In her first study, she conducted a multi-level meta-analysis with the aim of synthesizing the existing knowledge on early face processing in ASD; over 300 children were included. The focus was on the N290/P400 complex, which serves as the developmental precursor of the N170 component observed in later childhood and adulthood. The main finding was that the P400 but not the N290 is smaller in children at risk of developing ASD (EL children). This outcome was unexpected, as it contradicted the hypothesis that the N290 component would be smaller in EL children. Notably, the low statistical power and evidence of publication bias might have contributed to the lack of significant findings for the N290 component. 

In her second study she examined the relationship between atypical sensory scores from the ITSP questionnaire (Infant/Toddler Sensory Profile) and later social behaviours in children, with a specific focus on individuals with high or low ASD traits. Specifically, she aimed to investigate whether sensory trajectory parameters at 10, 14, 24 and 36 months mediated the association between alpha asymmetry at 5, 10, 14 and 24 months and ASD outcome at the endpoint of those trajectories (i.e., 36 months). Longitudinal data analysis, such as mixed modelling and structural equation modelling were employed to explore the relationship between EEG power, sensory scores and ASD outcome. The repeated measures across months were nested under participants using a random intercept. The main finding was that ITSP intercept and slope measures did not mediate relationships between EEG from 5 to 24 months and outcome at 36 months. In addition, she explored the developmental trajectories of EEG measures in infants at low and elevated likelihood for ASD. The main finding was that there was an increase in power across all bands between 10 and 14 months of age for all infants, regardless of familiar status. Transitioning to the third and fourth chapters, the research shifted its focus to the data collected in accordance with the original research protocol. 

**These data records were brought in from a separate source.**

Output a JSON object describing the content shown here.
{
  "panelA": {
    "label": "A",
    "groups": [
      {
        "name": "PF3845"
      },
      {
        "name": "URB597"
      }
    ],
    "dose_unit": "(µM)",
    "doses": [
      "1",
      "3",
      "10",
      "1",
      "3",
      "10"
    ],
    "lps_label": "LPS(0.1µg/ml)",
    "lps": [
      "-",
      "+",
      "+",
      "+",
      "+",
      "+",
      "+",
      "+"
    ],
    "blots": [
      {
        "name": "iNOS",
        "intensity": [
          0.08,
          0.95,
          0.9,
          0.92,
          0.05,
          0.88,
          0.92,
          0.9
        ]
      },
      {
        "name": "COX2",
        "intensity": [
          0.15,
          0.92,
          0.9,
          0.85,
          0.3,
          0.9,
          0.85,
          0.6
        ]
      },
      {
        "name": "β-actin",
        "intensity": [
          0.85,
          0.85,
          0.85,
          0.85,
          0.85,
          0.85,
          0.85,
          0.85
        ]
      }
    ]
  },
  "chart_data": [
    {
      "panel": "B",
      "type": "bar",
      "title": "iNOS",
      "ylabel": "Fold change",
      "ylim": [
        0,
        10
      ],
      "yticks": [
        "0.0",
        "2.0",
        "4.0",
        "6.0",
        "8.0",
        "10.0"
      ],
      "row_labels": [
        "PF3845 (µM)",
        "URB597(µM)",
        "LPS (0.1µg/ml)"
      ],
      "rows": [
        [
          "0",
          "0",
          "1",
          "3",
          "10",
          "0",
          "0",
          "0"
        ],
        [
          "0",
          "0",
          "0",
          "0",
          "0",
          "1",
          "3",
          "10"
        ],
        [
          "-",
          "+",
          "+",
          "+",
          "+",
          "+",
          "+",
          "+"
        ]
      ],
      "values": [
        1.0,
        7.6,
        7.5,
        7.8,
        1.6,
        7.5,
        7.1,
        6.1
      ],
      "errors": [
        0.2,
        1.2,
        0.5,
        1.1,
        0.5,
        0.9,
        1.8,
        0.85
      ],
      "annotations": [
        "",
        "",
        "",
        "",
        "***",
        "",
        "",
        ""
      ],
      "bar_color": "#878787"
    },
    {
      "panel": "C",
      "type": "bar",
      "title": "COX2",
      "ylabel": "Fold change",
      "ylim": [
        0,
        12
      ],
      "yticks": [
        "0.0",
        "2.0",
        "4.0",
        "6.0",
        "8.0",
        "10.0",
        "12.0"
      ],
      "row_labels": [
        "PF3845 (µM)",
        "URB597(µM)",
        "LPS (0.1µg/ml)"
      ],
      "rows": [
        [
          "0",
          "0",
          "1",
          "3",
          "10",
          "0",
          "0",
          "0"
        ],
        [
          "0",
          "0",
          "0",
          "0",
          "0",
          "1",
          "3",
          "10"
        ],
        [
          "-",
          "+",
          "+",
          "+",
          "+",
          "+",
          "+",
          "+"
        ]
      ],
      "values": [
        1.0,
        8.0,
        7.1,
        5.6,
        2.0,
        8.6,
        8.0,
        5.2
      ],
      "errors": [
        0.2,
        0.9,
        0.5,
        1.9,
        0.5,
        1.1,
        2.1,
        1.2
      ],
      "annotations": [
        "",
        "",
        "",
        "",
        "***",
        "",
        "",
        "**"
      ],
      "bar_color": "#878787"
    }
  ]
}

In the fourth chapter, she investigated to what extent do individual differences in EEG spectral power within specific frequency bands explain variations in social communication abilities and repetitive behaviours among children with varying levels of ASD traits. For each participant, she computed the variability in EEG spectral power by computing the standard deviation (SDs). Similarly, for ASD trait scores, she used SDs to assess how much individual trait scores deviate from the group mean. She didn’t find any significant associations. For the fourth chapter she investigated whether expressive language plays a moderating role in the relationship between peak gamma activity and ASD traits, providing insights into how cognitive development influences this association. However, the findings from this analysis did not reveal expressive language proficiency as a mediating factor.

In summary, these four pivotal studies collectively contribute to the ever-evolving understanding of the relationship between neurophysiological markers, sensory responsiveness, and ASD traits in children. The amalgamation of diverse methodologies, from meta-analysis to longitudinal data modelling, allows for a multifaceted exploration of these intricate associations, providing valuable insights into the complex developmental trajectories of ASD traits and their potential predictive factors.